Algorithm 1. Feature selection using Lasso Regression.

The input is as follows:      $X$: Design matrix containing predictor variables (features).      $y$: Vector of observed target values.      $\lambda$: Regularization parameter for LASSO regression.      $k$: Number of folds for cross-validation. 2. Standardize the data:       i. Center each feature by subtracting its mean.      ii. Scale each feature by dividing by its standard deviation. 3.Initialize an empty list to store selected features. 4. Perform k-fold cross-validation:       i. Split the data into k equal-sized folds.      ii.

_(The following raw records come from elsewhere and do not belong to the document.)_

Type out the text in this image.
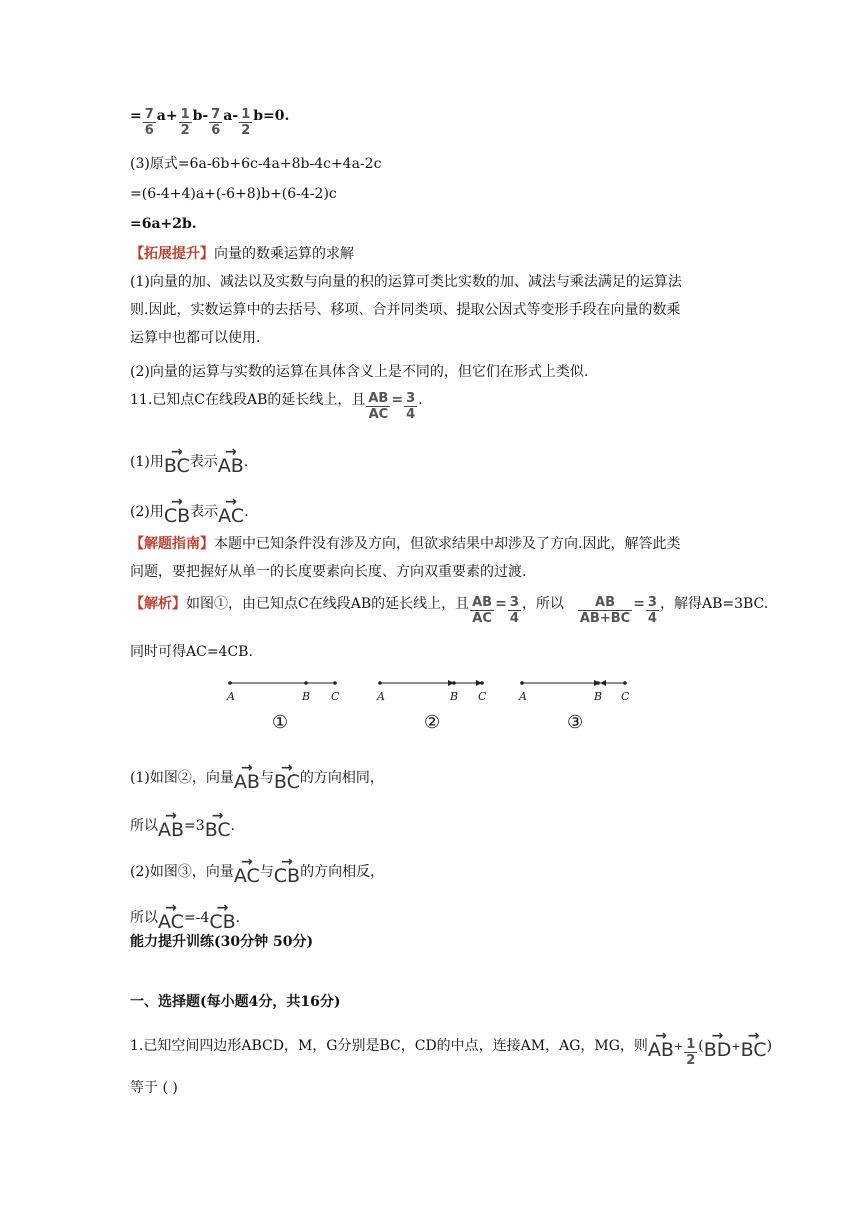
= $\frac{7}{6} a+ \frac{1}{2} b- \frac{7}{6} a- \frac{1}{2} b=0$.
(3)原式=6a-6b+6c-4a+8b-4c+4a-2c
=(6-4+4)a+(-6+8)b+(6-4-2)c
=6a+2b.
【拓展提升】向量的数乘运算的求解
(1)向量的加、减法以及实数与向量的积的运算可类比实数的加、减法与乘法满足的运算法
则.因此，实数运算中的去括号、移项、合并同类项、提取公因式等变形手段在向量的数乘
运算中也都可以使用.
(2)向量的运算与实数的运算在具体含义上是不同的，但它们在形式上类似.
11.已知点C在线段AB的延长线上，且 $\frac{AB}{AC} = \frac{3}{4}$ .
(1)用→ BC表示→ AB.
(2)用→ CB表示→ AC.
【解题指南】本题中已知条件没有涉及方向，但欲求结果中却涉及了方向.因此，解答此类
问题，要把握好从单一的长度要素向长度、方向双重要素的过渡.
【解析】如图①，由已知点C在线段AB的延长线上，且 $\frac{AB}{AC} = \frac{3}{4}$ ，所以 $\frac{AB}{AB+BC} = \frac{3}{4}$ ，解得AB=3BC.
同时可得AC=4CB.
A	B C	A	B C	A	B C
①	②	③
(1)如图②，向量→ AB与→ BC的方向相同，
所以→ AB=3→ BC.
(2)如图③，向量→ AC与→ CB的方向相反，
所以→ AC=-4→ CB.
能力提升训练(30分钟 50分)
一、选择题(每小题4分，共16分)
1.已知空间四边形ABCD，M，G分别是BC，CD的中点，连接AM，AG，MG，则→ $AB+ \frac{1}{2}$ (→ BD+→ BC)
等于 ( )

For each fold: a Use the remaining (k − 1) folds as the training set and the current fold as the validation set. b Fit a LASSO regression model on the training data. c Apply an appropriate metric to the validation set to assess the efficacy of the model. d Record the coefficients of the LASSO model. 5.Find the common measure of efficiency for all folds for each value of $\lambda$. 6.Select the optimal value of $\lambda$ that minimises the performance. 7.Fit a LASSO regression model on the entire dataset using the selected $\lambda$. 8.Extract the coefficients of the LASSO model. 9.Identify the features with non-zero coefficients and add them to the list of selected features. 10. The output is as follows:       i. List of selected features.